Now I want to find how much kinetic energy the brakes must transform into heat (assuming 100% efficiency). To do this, I’d prefer to find the moment the brakes must produce, and to find that I need to know how many times the tires will rotate so I know how many degrees that moment acts on to compare it to the kinetic energy that must be dissipated.

$d = r * \theta = 100[m] = \frac{.656}{2} * \theta$

$\theta = 304.9[radians]$

Another way:

$1 Tire Rotation = 2 * \pi * r = 2 * \pi * \frac{.656}{2} = 2.061[m]$

$100[m]/2.061[m]= 48.52$

$48.52 rotations * 2 \pi = 304.9[radians]$

Looks like that checks out. Not lets find how stong a moment the brakes most produce.

$E = M_o*\theta = 2.65[MJ] = M_o * 304.9$

$M_o = 8685 / 4 = 2,171[Nm] per wheel$

Compare this to 2,172[Nm] per wheel on the previouse post.

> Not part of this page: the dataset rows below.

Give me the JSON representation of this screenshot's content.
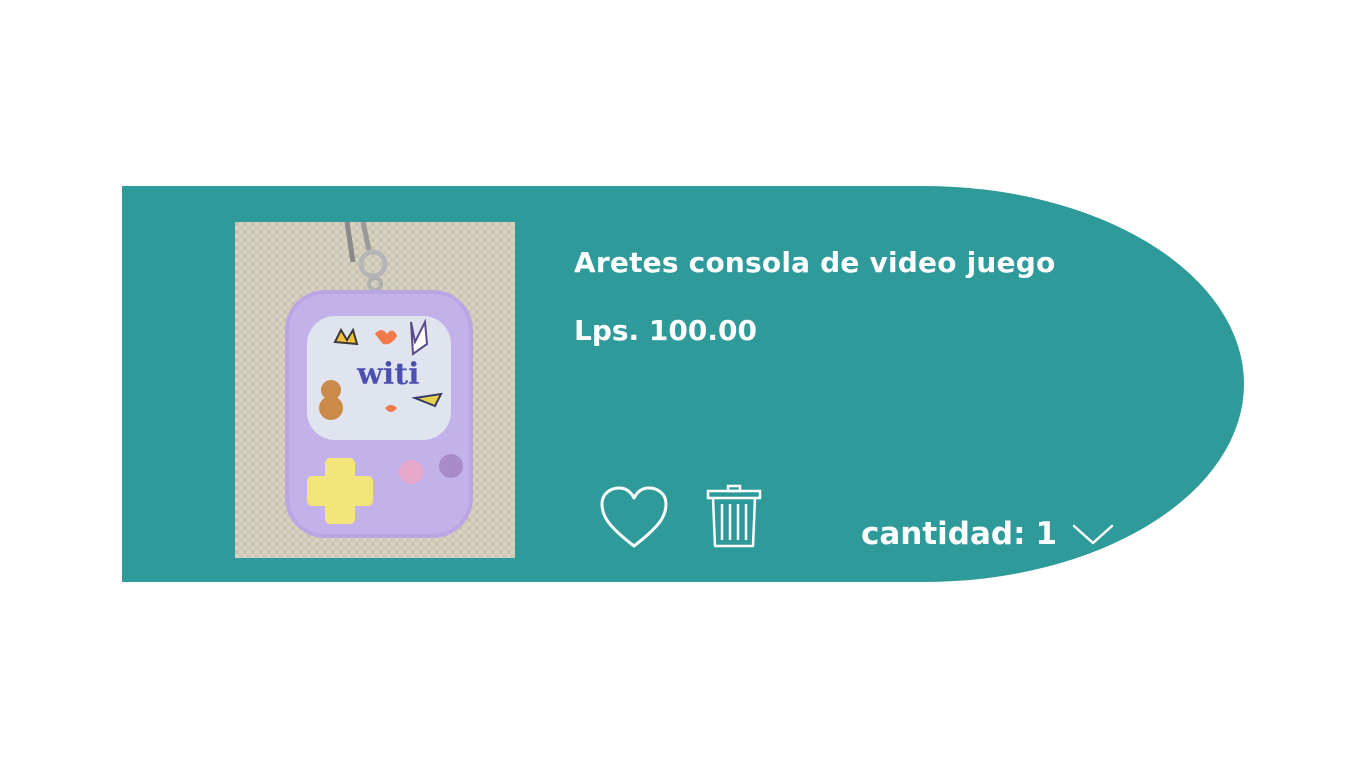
{
  "product": {
    "title": "Aretes consola de video juego",
    "price": "Lps. 100.00"
  },
  "quantity": {
    "label": "cantidad:",
    "value": "1"
  },
  "icons": {
    "favorite": "heart-icon",
    "delete": "trash-icon",
    "dropdown": "chevron-down-icon"
  },
  "colors": {
    "card_background": "#2e9a9a",
    "text": "#ffffff",
    "console_body": "#b9a6e3"
  }
}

The rest of this will be the same as before.

$M = F * d = 2,172 = F * (\frac{.38}{2} - .025)$

$F = 13,159[N] = \mu * N = .16 * N$

$N = ClampingForce = 82,244[N]$

Compare this to 82,275[N] from the other method and it can be seen that they produce the same result.

Why are the numbers not exactly the same you may ask? Throughout this example I have been using at most 4 significant figures, which I’m sure you remember from high school chemistry. Had I carried every decimal place, which I don’t care to type in here, the results would have been the same.

This shows that my previous answer stands a good chance of being pretty good. Why then, is my answer above that predicted by the high brake line pressure times the piston area?

Well there are several reasons.First, I assumed the car used that caliper, and that the cars max brake line pressure was 2000[psi]. Also, I made many simplifying assumptions. First, that the tire diameter when on the road is actually .656m, and that the brake rotor dia was .38m. More importantly however, I assumed that the coefficient of friction was actually .16 as the Machinery’s Handbook said. This does not take in to account the fact that racing brakes perform better as they heat up over time. Likely the coefficient of friction INCREASES above the .16 value used, which would reduce the clamping force necessary to stop the 900[kg] car at 3G’s.

Sources Machinerys Handbook Pg. 158
Hard Carbon on Carbon Coeff Friction Unlubircated .16
Acceleration, Energy, and all that can be found starting at page 167.

So ways to improve beyond this article would be to find the actual equations others use, to estimate the efficiency of the brakes, to account for weight transfer during braking, and to have better data instead of having to guess for so many values. Hopefully I can do at least some of these in the near future.